My dadi would tell her friends — slightly exasperated, slightly proud — that my mind was a one-way street. Once something went in, it didn't come out the same way.

She meant it about the way I talked. I would hear something on the radio, or read something in a book, and then repeat it back in a form that was barely recognizable. Not because I was being creative — because I couldn't help it. The idea would pass through me and come out reshaped.

This turned out to be useful, eventually. But I didn't start out as a writer.


Starting weak

My early relationship with language was not promising. In Rajkot, Gujarati was home. Hindi was school. English was something you were tested on.

When I first tried to write in English — really write, not produce sentences for a teacher — what came out was stiff. Formal in the wrong way. The ideas were there but the words weren't carrying them.

I did the only thing that has ever worked for me: I wrote more.

Four or five pieces a week. Short stories, mostly. Some of them were terrible. I showed them to everyone who would read them — friends, teachers, my mother, eventually strangers on early internet forums. I wanted feedback, any feedback, including the feedback that something wasn't working.

The showing-to-strangers part was important. When someone who has nothing to gain from your feelings reads your work, they tell you what's actually there, not what they wish were there.


What improved

A few things shifted when the writing started to work.

The first was rhythm. Good writing has rhythm — a phrase I'd heard and didn't understand until I could feel it in my own sentences. When I read back a paragraph and something felt off, it was usually the rhythm. I started reading my work aloud for this reason.

The second was specificity. Early writing is often too general. It says "the room was crowded" when it should say "three people were squeezed onto a bench that fit two." Specificity is where writing comes alive. It's also where it becomes honest — vague writing can mean anything, which usually means it means nothing.

The third was trust in the reader. I had a habit of over-explaining, of making sure the reader couldn't possibly miss the point. The writing got better when I started trusting the reader to make connections I'd left deliberately unmade.


The Gujarati prize

I won a national writing award in Gujarati that I'm more surprised by than any other recognition I've received. Not because Gujarati is harder (it's my mother tongue), but because the competition was among people for whom Gujarati was not just a language but a culture and a literary tradition that I'd been away from for years.

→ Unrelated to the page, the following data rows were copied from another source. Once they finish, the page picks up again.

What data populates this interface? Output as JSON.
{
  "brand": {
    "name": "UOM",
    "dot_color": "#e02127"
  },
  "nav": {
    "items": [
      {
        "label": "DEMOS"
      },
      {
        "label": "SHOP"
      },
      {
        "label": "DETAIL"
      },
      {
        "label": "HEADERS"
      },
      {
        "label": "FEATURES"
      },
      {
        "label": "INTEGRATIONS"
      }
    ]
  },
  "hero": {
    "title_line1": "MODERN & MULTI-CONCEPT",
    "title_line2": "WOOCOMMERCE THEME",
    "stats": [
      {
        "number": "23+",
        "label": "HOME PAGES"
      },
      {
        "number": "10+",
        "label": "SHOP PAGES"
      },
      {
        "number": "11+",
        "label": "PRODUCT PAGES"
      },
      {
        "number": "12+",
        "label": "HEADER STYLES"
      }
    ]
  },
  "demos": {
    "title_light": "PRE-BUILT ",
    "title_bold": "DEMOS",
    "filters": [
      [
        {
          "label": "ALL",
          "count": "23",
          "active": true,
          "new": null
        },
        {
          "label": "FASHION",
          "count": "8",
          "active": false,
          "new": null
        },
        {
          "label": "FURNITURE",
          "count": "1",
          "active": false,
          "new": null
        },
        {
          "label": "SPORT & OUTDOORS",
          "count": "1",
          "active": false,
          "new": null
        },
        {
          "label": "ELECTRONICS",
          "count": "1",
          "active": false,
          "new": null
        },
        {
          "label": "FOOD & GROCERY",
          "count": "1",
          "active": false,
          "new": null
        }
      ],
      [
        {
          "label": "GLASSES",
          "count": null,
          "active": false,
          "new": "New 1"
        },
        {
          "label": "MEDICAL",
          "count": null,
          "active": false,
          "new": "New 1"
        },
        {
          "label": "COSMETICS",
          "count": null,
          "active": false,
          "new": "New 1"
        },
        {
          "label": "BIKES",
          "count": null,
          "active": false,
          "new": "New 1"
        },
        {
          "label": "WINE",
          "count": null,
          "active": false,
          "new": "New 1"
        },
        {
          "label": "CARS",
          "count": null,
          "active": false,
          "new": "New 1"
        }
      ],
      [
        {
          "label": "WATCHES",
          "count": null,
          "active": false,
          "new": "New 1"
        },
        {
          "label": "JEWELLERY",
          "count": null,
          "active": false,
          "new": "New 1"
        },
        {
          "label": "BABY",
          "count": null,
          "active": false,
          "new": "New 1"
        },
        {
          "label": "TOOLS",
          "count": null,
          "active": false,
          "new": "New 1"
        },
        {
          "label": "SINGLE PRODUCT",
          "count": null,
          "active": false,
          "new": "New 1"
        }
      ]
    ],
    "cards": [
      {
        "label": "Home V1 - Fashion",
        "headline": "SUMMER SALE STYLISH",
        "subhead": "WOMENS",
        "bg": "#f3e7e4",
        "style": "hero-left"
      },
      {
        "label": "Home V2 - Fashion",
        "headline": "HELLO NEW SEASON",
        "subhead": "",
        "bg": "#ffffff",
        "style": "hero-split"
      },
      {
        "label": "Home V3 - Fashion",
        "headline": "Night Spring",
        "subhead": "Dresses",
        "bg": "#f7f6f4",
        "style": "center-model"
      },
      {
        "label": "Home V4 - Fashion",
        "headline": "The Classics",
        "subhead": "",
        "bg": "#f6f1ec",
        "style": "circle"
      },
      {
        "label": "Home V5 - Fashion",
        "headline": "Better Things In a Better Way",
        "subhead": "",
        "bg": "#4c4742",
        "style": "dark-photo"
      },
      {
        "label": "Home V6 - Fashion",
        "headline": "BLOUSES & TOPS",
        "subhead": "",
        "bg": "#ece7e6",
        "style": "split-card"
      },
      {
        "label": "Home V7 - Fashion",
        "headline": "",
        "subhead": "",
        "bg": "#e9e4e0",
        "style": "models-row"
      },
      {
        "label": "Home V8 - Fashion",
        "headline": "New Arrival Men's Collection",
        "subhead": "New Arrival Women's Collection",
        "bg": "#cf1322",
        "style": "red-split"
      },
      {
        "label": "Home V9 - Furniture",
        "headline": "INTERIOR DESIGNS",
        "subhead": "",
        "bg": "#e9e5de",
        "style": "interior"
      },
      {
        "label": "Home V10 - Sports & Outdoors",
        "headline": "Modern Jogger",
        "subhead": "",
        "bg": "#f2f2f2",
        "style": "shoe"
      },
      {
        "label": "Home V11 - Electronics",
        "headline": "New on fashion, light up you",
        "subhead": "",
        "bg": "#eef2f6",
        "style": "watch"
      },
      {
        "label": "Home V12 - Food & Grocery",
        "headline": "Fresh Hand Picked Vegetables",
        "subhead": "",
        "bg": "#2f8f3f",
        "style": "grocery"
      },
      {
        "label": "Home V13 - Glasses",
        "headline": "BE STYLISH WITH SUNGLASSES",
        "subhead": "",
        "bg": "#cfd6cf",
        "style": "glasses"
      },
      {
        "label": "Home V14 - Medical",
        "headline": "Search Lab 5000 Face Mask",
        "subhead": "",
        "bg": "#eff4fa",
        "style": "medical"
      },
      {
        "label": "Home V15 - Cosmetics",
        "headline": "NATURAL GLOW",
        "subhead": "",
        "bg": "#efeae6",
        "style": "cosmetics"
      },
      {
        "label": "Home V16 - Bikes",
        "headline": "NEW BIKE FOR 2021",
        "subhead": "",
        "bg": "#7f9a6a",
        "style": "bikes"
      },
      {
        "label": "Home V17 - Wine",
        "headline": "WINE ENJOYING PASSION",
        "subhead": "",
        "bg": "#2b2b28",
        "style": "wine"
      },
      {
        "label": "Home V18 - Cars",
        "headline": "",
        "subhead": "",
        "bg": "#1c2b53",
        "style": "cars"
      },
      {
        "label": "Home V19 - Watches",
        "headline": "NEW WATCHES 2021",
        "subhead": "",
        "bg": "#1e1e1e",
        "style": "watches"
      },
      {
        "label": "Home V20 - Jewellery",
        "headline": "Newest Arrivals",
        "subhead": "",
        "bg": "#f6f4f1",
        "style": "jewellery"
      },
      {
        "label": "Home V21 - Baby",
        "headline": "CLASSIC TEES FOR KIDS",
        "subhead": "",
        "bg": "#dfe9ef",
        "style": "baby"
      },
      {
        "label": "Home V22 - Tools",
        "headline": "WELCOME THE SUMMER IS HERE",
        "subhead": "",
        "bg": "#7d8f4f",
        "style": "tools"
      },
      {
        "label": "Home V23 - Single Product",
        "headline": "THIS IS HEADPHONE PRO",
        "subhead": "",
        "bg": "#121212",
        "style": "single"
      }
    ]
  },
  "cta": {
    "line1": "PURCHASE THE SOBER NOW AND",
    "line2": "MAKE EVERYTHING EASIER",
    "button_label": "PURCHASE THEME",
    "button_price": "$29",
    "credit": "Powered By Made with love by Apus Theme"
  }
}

The piece I submitted was about the gap between the Rajkot I grew up in and the Rajkot I found when I went back as an adult. The geography was the same. The feeling was different. I was trying to write about what it means to belong to a place that no longer quite fits you.

I found out I'd won by a call I almost didn't answer. I remember standing in the kitchen in Bengaluru, holding my phone, genuinely confused.


Why I still do it

Writing is the way I find out what I think. Not the way I record what I think — the way I discover it. The difference is significant.

When I write about product problems, I often arrive at a position I didn't hold before I started writing. The writing forces a clarity that conversation doesn't. In conversation, you can gesture at the idea. In writing, you have to commit.

This is also why I blog, and why I'll keep doing it even when I'm not sure anyone is reading. The value of the writing is mostly in the act of it. The reader — when they exist, when they respond — is a bonus.